A palavra Heurística tem origem no termo grego εὑρίσκω, que significa “encontrar” ou “descobrir”. A mesma origem da famosa palavra eureka (εὕρηκα), do matemático Arquimedes, lembra?

Os termos “Avaliação Heurística” e “Usabilidade Heurística” foram criados por Rolph Molich e Jakob Nielsen, cientista da computação com Ph.D. em interação homem-máquina e User Advocate (porta-voz designado para facilitar a interação entre designers e usuários no processo de desenvolvimento de produto). Atualmente, é diretor da Nielsen Norman Group, empresa co-fundada com o Dr. Donald A. Norman, ex-vice-presidente de pesquisas da Apple. Além disso, Nielsen, que é dinamarquês, detém 79 patentes americanas, a maioria delas visando facilitar a vida do usuário na internet.

Hoje, a palavra “heurística” pode ser traduzida como método ou processo de encontrar soluções para um problema. Um procedimento simplificador para buscar resoluções viáveis em questões difíceis, ainda que imperfeitas. Esse procedimento pode ser tanto uma técnica deliberada de resolução de problemas como uma operação de comportamento automática, intuitiva e inconsciente.

A infeliz verdade é que nosso cérebro não foi feito para compreender informações abstratas. Com nossa atenção sendo bombardeada diariamente, as transcrições de dados devem funcionar como uma clareira, um respiro legível flutuando em um oceano de informações.

Toda interface funciona como uma ponte, que interliga, por meios visuais, sistemas e máquinas com seres humanos. Por isso, antes de pensar na escolha tipográfica e na paleta de cores (UI) de qualquer sistema, devemos estudar mais sobre nós mesmos.

Somente entendendo exatamente como nossas funções cognitivas funcionam e como absorvemos e abstraímos dados desconhecidos poderemos otimizar a usabilidade e desenhar fluxos sólidos, canalizando habilidades e contornando limitações.

Sim. O cérebro humano é limitado. E isso não é novidade pra ninguém.

A memória consiste em um conjunto de mecanismos que nos permite manipular e compreender o mundo, levando em conta o contexto vivido e nossas experiências individuais. Podemos considerá-la peça chave no entendimento de como seres humanos entendem e absorvem novas informações, assimilando o pensamento abstrato.

Para entender as engrenagens da memória, vamos dividir seu processo cognitivo em três partes:

  • Memória Sensorial (Codificação): Por meio dos sentidos, nosso cérebro identifica, processa e compara a informação, varrendo as lembranças e reconhecendo padrões (média de duração de 2–5 milissegundos).
  • Memória de Curto Prazo (Retenção): Após a codificação inicial, nosso cérebro retém as informações por alguns instantes (15–30 segundos) e então decide se devem ser descartadas ou armazenadas.
  • Memória de Longo Prazo (Recuperação): Finalmente, nosso cérebro armazena as informações úteis para que sejam reutilizadas.

Entendendo a visão macro dos mecanismos da memória, podemos entrar nos detalhes de cada esfera, exemplificando e aproximando seus conceitos do nosso universo.

Coordenada pela atenção, nossa memória sensorial capta tudo o que sentimos através dos cinco sentidos. Eles são responsáveis por analisar a informação e acessar nossas memórias armazenadas, comparando nossas experiências vividas anteriormente e fazendo correlações de padrões.

Isso se aplica não apenas a formas, mas também a comportamentos.

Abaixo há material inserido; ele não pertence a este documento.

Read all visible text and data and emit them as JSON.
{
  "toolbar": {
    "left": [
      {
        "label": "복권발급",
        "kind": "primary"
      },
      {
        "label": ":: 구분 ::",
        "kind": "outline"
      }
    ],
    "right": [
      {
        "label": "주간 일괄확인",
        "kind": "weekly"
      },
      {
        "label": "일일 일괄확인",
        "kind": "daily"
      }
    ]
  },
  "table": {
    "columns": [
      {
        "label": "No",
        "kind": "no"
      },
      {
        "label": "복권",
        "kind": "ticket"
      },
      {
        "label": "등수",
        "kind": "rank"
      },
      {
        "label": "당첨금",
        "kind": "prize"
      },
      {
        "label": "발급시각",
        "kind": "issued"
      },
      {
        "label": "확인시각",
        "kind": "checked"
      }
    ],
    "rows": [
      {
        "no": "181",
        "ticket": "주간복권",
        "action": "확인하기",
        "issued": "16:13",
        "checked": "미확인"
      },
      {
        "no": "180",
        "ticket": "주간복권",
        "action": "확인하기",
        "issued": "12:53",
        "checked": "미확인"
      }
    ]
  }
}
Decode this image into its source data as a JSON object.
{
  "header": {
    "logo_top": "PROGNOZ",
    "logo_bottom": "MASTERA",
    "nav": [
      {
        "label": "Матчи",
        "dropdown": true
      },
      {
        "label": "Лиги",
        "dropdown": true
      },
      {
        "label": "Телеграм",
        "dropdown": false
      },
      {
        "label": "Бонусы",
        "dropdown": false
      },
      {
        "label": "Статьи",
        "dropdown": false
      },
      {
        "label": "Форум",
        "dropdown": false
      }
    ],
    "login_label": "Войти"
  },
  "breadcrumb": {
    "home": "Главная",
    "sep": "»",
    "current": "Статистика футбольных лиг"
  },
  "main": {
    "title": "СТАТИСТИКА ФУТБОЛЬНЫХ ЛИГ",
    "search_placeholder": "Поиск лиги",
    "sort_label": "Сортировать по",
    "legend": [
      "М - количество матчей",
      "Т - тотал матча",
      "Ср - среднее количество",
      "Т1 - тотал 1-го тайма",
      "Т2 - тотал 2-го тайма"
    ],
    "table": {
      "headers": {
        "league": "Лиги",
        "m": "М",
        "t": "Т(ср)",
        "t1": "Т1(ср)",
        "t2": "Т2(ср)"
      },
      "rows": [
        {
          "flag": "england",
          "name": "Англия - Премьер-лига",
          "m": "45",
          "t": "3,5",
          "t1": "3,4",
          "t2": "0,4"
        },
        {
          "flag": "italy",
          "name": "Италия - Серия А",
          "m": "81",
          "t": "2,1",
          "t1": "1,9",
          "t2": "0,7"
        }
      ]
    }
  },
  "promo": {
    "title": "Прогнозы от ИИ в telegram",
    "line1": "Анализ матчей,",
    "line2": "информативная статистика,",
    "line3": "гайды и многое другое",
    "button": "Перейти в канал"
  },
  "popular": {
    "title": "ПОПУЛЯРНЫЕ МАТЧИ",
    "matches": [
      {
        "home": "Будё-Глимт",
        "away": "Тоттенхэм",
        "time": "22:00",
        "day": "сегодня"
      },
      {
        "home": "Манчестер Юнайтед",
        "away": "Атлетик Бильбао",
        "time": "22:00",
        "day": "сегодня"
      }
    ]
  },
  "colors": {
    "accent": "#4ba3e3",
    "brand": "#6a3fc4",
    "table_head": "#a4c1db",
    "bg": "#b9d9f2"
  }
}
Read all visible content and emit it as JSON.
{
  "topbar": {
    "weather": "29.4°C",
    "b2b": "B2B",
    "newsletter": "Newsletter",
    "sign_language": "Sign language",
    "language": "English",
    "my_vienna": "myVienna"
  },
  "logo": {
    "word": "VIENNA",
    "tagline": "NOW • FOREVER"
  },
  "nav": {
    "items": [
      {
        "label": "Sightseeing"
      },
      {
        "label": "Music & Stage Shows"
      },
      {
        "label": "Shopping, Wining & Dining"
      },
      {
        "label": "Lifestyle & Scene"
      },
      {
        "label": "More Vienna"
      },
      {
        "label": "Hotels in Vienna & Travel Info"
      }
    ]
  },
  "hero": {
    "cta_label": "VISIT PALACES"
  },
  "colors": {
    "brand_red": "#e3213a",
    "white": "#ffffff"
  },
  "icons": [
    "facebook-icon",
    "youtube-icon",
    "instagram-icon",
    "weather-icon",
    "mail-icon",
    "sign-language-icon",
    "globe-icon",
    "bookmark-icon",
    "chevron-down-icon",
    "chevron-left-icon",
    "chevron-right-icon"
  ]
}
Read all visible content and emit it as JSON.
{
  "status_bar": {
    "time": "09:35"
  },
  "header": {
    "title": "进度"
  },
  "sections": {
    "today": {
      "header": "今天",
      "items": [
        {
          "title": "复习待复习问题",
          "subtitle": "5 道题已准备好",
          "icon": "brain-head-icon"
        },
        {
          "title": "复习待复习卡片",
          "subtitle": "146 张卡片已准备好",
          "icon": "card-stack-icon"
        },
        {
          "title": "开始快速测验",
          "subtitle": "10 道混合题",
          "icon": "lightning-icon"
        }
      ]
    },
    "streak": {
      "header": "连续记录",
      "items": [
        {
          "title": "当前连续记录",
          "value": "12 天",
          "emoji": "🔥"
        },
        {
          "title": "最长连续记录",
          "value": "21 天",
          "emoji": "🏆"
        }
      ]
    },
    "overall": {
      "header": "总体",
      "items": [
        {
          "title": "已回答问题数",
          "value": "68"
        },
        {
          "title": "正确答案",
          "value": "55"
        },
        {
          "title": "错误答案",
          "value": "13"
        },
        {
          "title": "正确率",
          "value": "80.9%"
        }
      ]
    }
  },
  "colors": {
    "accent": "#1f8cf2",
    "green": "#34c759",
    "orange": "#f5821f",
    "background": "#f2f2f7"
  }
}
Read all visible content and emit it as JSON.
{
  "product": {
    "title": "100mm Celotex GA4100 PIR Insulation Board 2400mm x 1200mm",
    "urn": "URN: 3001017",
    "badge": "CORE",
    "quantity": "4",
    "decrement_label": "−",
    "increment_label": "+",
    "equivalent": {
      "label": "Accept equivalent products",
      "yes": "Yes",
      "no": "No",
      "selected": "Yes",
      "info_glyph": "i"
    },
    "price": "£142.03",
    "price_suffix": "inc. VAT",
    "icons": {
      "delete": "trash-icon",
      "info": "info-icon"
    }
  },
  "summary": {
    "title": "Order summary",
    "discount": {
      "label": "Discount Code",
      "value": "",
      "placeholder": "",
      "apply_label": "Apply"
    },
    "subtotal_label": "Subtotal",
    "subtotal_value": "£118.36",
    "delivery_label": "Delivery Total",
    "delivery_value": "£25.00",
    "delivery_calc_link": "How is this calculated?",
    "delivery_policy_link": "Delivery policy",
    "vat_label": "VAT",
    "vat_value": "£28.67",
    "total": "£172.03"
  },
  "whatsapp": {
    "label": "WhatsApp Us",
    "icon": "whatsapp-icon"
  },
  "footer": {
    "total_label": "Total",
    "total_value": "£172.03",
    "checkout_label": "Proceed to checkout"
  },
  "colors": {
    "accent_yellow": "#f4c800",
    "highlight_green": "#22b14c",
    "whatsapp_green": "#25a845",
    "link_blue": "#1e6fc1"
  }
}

É nessa esfera que a affordance entra em ação. Ou seja, a informação visual dos objetos torna óbvia sua utilização.

Quando varremos uma interface pela primeira vez, nosso cérebro codifica as informações visuais e procura padrões. É nesse momento que reconhecemos que um retângulo colorido é um botão e que, possivelmente, possui uma interação de clique.

Afinal de contas, quantos botões você já apertou na vida?


Reconhecer vs Recordar

Sim, reconhecer e recordar são coisas distintas.

Sua principal diferença é o caminho que a informação percorre na ativação. Quando somos impactados por um dado abstrato, nossos neurônios enviam informações uns aos outros por sinapses, até que seja encontrado um padrão.

Reconhecer possui uma assimilação muito mais rápida do que recordar.

Quando você reconhece algo, ativa vários pontos da rede neural ao mesmo tempo. Isso faz o cérebro encontrar padrões mais rapidamente e é o motivo pelo qual questões de múltipla escolha são mais fáceis do que dissertativas.

Já na recordação, são ativadas apenas lembranças pontuais. Um bom exemplo de recordação relacionada a interfaces é o login. Quando acessa um site que pede seu login e senha, você utiliza apenas o contexto daquela interface, logo ou url para espalhar a informação, ativando bem menos lembranças e, consequentemente, demorando mais para encontrar a resposta certa.

Reconhecer é confirmar se as informações fornecidas estão corretas.
Recordar é ativar lembranças pontuais buscando a informação correta.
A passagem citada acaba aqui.